- Peter van Onselen and Kristina Keneally on set
- Genre: News, current affairs, commentary
- Presented by: Peter van Onselen (2015–2017) Kristina Keneally Laura Jayes
- Country of origin: Australia
- Original language: English
- No. of seasons: 3

Production
- Running time: 30 minutes (inc. adverts)

Original release
- Network: Sky News Australia
- Release: 1 June 2015 – 13 November 2017

Related
- Lunchtime Agenda; PVO NewsDay;

= To the Point (TV program) =

2015 Australian TV program

To the Point is an Australian television political commentary program that was broadcast 4 times weekly on Sky News Australia. The program was originally hosted by Kristina Keneally and Peter van Onselen. Van Onselen left the program in October 2017, replaced by Laura Jayes.

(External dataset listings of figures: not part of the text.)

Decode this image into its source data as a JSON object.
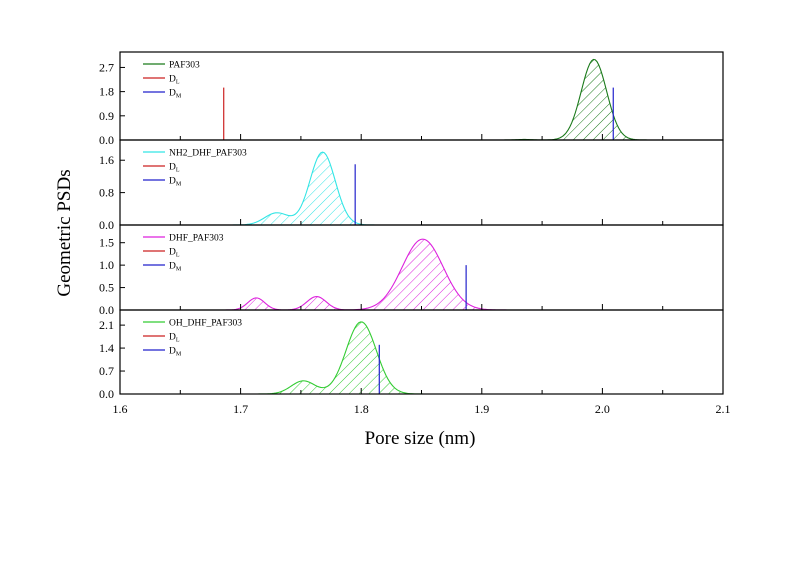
{
  "chart_data": {
    "type": "area",
    "xlabel": "Pore size (nm)",
    "ylabel": "Geometric PSDs",
    "xlim": [
      1.6,
      2.1
    ],
    "xticks": [
      "1.6",
      "1.7",
      "1.8",
      "1.9",
      "2.0",
      "2.1"
    ],
    "grid": false,
    "legend_placement": "top-left",
    "panels": [
      {
        "series_name": "PAF303",
        "color": "#1a7a1a",
        "ylim": [
          0,
          3.2
        ],
        "yticks": [
          "0.0",
          "0.9",
          "1.8",
          "2.7"
        ],
        "D_L": 1.686,
        "D_M": 2.009,
        "marker_height": 1.95,
        "peaks": [
          {
            "center": 1.993,
            "amplitude": 3.0,
            "width": 0.0105
          },
          {
            "center": 1.935,
            "amplitude": 0.02,
            "width": 0.006
          }
        ],
        "legend": [
          "PAF303",
          "D",
          "L",
          "D",
          "M"
        ]
      },
      {
        "series_name": "NH2_DHF_PAF303",
        "color": "#33e5e5",
        "ylim": [
          0,
          2.05
        ],
        "yticks": [
          "0.0",
          "0.8",
          "1.6"
        ],
        "D_L": null,
        "D_M": 1.795,
        "marker_height": 1.5,
        "peaks": [
          {
            "center": 1.768,
            "amplitude": 1.8,
            "width": 0.0105
          },
          {
            "center": 1.73,
            "amplitude": 0.3,
            "width": 0.01
          }
        ],
        "legend": [
          "NH2_DHF_PAF303",
          "D",
          "L",
          "D",
          "M"
        ]
      },
      {
        "series_name": "DHF_PAF303",
        "color": "#dd22dd",
        "ylim": [
          0,
          1.85
        ],
        "yticks": [
          "0.0",
          "0.5",
          "1.0",
          "1.5"
        ],
        "D_L": null,
        "D_M": 1.887,
        "marker_height": 1.0,
        "peaks": [
          {
            "center": 1.851,
            "amplitude": 1.58,
            "width": 0.017
          },
          {
            "center": 1.763,
            "amplitude": 0.3,
            "width": 0.008
          },
          {
            "center": 1.713,
            "amplitude": 0.27,
            "width": 0.007
          }
        ],
        "legend": [
          "DHF_PAF303",
          "D",
          "L",
          "D",
          "M"
        ]
      },
      {
        "series_name": "OH_DHF_PAF303",
        "color": "#33cc33",
        "ylim": [
          0,
          2.5
        ],
        "yticks": [
          "0.0",
          "0.7",
          "1.4",
          "2.1"
        ],
        "D_L": null,
        "D_M": 1.815,
        "marker_height": 1.5,
        "peaks": [
          {
            "center": 1.8,
            "amplitude": 2.2,
            "width": 0.0125
          },
          {
            "center": 1.752,
            "amplitude": 0.4,
            "width": 0.01
          }
        ],
        "legend": [
          "OH_DHF_PAF303",
          "D",
          "L",
          "D",
          "M"
        ]
      }
    ],
    "marker_colors": {
      "D_L": "#cc2222",
      "D_M": "#2222cc"
    }
  }
}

The program premiered on 1 June 2015 and covers a range of political news as well as commentary and analysis from the hosts, plus guest contributors.

The program replaced Lunchtime Agenda in the 1:30 pm AEST timeslot and serves as a lead-in to Parliament Question time during parliamentary sitting weeks. The program airs in between PVO NewsDay, which van Onselen hosts solo.

It is broadcast from the Sky News centre in the Sydney suburb of Macquarie Park. Laura Jayes filled in as a guest co-host before becoming permanent co-host in October 2017.

For the 2016 election campaign, To the Point was extended to a one-hour program and from 16 May was moved to 1 pm AEST.

The program was suspended by Sky News on 14 November 2017, due to Keneally announcing her candidacy for the Bennelong by-election as a Labor candidate.